To a large extent, this will be a recession of the central bank’s own initiative. At the end of 2021, asset prices were booming in the United States. Stocks, residential real estate, bonds, cryptocurrencies: all were part of a buying mania. With some justification, it’s been dubbed the “everything bubble.”
For students of economic history, there were distinct similarities between the frenzy of the US economy’s exit from the Covid pandemic and previous bubbles: the rise of the Wall Street crash of 1929, the stock boom and real estate in Japan in the late 1980s; the dotcom implosion of 2000 and the global financial crisis of 2008.
There was a key difference, however. The previous four bubbles had all occurred at the peak of economic cycles, when the strength of the underlying economy provided some justification for financial market optimism. The “everything” bubble was not like that.
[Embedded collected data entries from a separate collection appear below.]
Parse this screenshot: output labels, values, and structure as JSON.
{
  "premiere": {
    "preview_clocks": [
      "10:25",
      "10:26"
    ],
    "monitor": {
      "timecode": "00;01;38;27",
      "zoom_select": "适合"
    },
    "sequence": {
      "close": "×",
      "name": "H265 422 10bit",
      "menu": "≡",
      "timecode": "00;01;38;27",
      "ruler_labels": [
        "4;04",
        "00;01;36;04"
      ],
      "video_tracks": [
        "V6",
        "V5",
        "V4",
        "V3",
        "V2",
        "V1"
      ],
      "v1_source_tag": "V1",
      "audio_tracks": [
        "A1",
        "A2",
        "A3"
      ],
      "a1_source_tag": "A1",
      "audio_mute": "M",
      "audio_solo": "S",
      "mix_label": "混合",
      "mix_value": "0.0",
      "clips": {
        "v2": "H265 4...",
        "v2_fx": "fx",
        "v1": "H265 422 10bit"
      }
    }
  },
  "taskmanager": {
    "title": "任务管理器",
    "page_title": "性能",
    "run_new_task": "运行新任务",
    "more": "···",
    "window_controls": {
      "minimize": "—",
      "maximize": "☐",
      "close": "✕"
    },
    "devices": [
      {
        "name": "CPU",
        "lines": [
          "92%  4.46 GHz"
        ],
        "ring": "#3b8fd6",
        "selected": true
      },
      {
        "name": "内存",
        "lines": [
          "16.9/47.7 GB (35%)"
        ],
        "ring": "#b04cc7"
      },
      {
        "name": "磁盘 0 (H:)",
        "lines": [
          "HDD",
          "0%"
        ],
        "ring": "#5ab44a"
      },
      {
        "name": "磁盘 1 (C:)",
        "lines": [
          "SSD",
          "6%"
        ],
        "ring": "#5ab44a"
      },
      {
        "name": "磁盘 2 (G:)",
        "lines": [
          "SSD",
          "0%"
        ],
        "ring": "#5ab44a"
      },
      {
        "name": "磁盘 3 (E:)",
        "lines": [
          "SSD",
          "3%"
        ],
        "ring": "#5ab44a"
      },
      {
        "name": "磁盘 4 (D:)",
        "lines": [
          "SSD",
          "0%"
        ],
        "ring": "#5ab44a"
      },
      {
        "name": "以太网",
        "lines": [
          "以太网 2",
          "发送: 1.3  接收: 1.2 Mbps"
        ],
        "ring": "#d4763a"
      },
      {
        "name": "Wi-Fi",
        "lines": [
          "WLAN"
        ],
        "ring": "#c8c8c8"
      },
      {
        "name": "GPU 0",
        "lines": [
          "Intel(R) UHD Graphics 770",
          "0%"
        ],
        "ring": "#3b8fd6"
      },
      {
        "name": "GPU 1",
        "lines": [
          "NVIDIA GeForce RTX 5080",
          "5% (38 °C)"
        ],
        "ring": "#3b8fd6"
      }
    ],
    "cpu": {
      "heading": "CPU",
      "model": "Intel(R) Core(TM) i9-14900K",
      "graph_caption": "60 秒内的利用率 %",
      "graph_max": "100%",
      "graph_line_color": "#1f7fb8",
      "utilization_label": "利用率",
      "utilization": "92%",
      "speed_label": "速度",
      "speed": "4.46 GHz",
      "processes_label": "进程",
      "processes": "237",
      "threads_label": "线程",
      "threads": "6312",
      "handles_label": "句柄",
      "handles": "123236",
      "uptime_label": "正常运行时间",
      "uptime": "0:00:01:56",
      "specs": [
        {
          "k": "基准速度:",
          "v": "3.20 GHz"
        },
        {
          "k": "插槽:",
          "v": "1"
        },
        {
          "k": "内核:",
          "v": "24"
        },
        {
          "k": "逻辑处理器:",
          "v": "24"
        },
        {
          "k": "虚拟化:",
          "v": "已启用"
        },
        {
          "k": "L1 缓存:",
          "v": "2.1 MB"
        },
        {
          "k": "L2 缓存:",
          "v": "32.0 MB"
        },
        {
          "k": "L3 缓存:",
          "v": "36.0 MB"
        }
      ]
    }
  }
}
Asset prices – lubricated by vast amounts of cheap Fed money – have soared, but the real economy has not.
So, as you might expect, asset prices were the first to suffer when the Fed began to tighten policy early last year. The first phase of the bubble unwind involved house, bond and stock prices all of which suffered in 2022. In the second phase, the focus shifted to banks caught up in the unexpected and rapid rise in interest rate. Phase three, which has only just begun, is when the real economy will really start to suffer. By the time unemployment begins to rise, the recession will already be underway. Some economists believe this is already the case.
The bursting of two of America’s previous mega-bubbles – in 1929 and 2008 – had long-lasting and profound consequences. It took the military spending of World War II to end the Great Depression, while the impact of the crash of 2008 is still being felt 15 years later.
The fallout from the other two bubbles – Japan in 1989 and the end of the internet stock mania – were not so severe but still painful. Japan suffered a lost decade in the 1990s and the US economy suffered a brief recession after the dotcom collapse.
Even if it’s not the equivalent of 1929 or 2008 (and the signs so far are that it isn’t), Biden could still be in political trouble. It would be unusual for a bubble as large as the one that peaked in late 2021 to deflate without more collateral damage than has been observed so far.
Only three sitting US presidents who have sought re-election since World War II after serving a full first term have failed to win a second: Donald Trump in 2020, George Bush senior in 1992 and Jimmy Carter in 1980 .battle because of a struggling economy. In Carter’s case, there was a double-dip recession after the Fed – under legendary inflation hawk Paul Volcker – raised interest rates, cut them before inflation was totally gone. subdued, then picked them up again. The Fed will no doubt want to avoid a repeat performance, and since its chairman, Jerome Powell, has admitted he doesn’t know of any painless way to bring inflation down, the question is how tough the recession will be. and how soon it will be over.